Quirks & Quarks

This armoured and spiky dinosaur still had to hide from predators

Herbivorous dinosaur was five meters long and weight 1.5 tonnes, but still had camouflage to hide from fierce predators
Artist's reconstruction of the new armoured nodosaur. The red coloration on top, and light coloured belly is an example of simple countershading camouflage (Julius Csotonyi/Courtesy of the Royal Tyrrell Museum of Palaeontology, Drumheller)

It weighed a tonne and a half, was five meters long, was covered in thick, bony armour and spikes, and still it had to hide from the terrifying predators of its time.  A new dinosaur discovered in Alberta, and unveiled at the Royal Tyrell Museum of Paleontology in Drumheller, Alberta, is so well preserved that the scientists who've been studying it have been able to tell that it had a kind of camouflage common in much smaller and more vulnerable prey species today. 
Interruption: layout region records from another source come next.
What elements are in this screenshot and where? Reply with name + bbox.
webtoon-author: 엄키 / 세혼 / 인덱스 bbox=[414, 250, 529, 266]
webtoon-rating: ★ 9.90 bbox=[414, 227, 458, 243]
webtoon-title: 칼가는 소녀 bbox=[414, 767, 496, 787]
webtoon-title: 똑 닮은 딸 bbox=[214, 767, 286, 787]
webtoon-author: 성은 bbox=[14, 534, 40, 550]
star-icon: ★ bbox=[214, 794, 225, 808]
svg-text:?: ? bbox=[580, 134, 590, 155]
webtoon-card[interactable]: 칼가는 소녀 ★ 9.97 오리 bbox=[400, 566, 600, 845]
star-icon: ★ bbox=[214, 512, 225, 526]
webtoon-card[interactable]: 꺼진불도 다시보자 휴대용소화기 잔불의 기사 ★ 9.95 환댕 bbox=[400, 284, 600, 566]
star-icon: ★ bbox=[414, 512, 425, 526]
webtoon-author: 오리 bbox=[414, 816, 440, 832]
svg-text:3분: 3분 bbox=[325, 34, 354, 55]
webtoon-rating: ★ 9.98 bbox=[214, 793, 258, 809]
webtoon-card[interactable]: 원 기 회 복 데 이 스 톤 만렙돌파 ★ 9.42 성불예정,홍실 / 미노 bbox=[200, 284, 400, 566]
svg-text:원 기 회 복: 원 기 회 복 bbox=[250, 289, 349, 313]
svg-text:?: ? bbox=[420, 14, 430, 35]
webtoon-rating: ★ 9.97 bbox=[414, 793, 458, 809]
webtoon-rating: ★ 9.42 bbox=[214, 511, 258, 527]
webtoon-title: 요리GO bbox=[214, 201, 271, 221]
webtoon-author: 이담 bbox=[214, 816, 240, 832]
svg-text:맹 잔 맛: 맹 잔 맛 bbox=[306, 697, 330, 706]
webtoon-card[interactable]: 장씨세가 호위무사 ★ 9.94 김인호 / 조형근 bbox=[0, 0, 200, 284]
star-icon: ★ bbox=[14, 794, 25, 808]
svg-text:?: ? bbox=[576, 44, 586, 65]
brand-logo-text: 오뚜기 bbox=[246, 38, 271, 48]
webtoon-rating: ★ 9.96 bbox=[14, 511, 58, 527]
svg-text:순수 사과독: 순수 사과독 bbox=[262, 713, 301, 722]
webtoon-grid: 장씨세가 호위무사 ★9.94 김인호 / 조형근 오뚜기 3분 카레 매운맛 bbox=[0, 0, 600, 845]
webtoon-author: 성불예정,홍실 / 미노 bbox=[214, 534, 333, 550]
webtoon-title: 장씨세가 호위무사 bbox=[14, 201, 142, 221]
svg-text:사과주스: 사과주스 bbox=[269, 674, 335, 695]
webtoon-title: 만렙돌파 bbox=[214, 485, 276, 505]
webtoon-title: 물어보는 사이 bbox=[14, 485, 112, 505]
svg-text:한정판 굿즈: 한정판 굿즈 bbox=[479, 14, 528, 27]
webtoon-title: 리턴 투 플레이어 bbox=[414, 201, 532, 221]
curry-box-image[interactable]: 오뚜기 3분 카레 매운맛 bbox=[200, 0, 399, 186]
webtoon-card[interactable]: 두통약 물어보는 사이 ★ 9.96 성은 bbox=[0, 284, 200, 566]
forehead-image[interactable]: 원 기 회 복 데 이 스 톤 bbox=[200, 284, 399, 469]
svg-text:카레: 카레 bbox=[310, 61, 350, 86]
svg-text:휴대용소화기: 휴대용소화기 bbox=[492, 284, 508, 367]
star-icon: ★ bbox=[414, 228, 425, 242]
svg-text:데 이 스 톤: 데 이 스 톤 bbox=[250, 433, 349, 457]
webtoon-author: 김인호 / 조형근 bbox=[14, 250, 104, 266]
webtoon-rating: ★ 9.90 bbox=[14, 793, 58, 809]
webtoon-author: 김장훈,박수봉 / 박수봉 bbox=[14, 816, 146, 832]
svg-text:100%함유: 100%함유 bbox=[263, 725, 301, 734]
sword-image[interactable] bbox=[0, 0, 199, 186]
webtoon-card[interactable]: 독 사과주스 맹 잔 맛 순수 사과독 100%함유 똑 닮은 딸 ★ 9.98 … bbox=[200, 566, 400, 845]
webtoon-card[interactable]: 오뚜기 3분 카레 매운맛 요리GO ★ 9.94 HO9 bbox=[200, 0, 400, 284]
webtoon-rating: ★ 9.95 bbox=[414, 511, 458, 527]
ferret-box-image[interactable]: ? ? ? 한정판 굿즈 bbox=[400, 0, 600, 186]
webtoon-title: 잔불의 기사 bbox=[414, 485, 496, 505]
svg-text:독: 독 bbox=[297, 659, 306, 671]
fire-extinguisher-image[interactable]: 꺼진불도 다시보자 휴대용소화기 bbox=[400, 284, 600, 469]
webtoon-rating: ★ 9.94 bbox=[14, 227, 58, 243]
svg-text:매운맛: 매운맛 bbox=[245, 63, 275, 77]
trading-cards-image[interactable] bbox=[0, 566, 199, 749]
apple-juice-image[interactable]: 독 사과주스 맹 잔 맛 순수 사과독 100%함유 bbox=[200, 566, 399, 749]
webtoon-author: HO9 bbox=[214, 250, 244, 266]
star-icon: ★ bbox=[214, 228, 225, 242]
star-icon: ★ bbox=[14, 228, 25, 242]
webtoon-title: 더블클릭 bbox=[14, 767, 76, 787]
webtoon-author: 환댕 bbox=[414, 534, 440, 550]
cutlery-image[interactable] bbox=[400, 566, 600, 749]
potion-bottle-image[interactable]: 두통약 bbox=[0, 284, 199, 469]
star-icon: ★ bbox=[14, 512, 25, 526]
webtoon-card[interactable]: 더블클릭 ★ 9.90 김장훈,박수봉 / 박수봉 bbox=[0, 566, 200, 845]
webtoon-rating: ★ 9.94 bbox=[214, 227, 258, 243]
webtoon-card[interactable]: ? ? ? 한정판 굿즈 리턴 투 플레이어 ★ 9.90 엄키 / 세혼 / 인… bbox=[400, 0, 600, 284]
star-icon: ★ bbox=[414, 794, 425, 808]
Armoured scales from the nodosaur fossil. (Current Biology - Cell Press)
The camouflage pattern, called countershading, means the animal is dark on top, and light on the bottom, and helps disguise its silhouette from the vision of predators.  However, countershading is uncommon in animals that aren't vulnerable to predators - like elephants and rhinos.  According to Dr. Caleb Brown, the Betsy Nicholls postdoctoral fellow at the museum, finding countershading in an animal this big, and this heavily armoured, indicates just how ferocious the predators of the early Cretaceous - 110 million years ago - really were.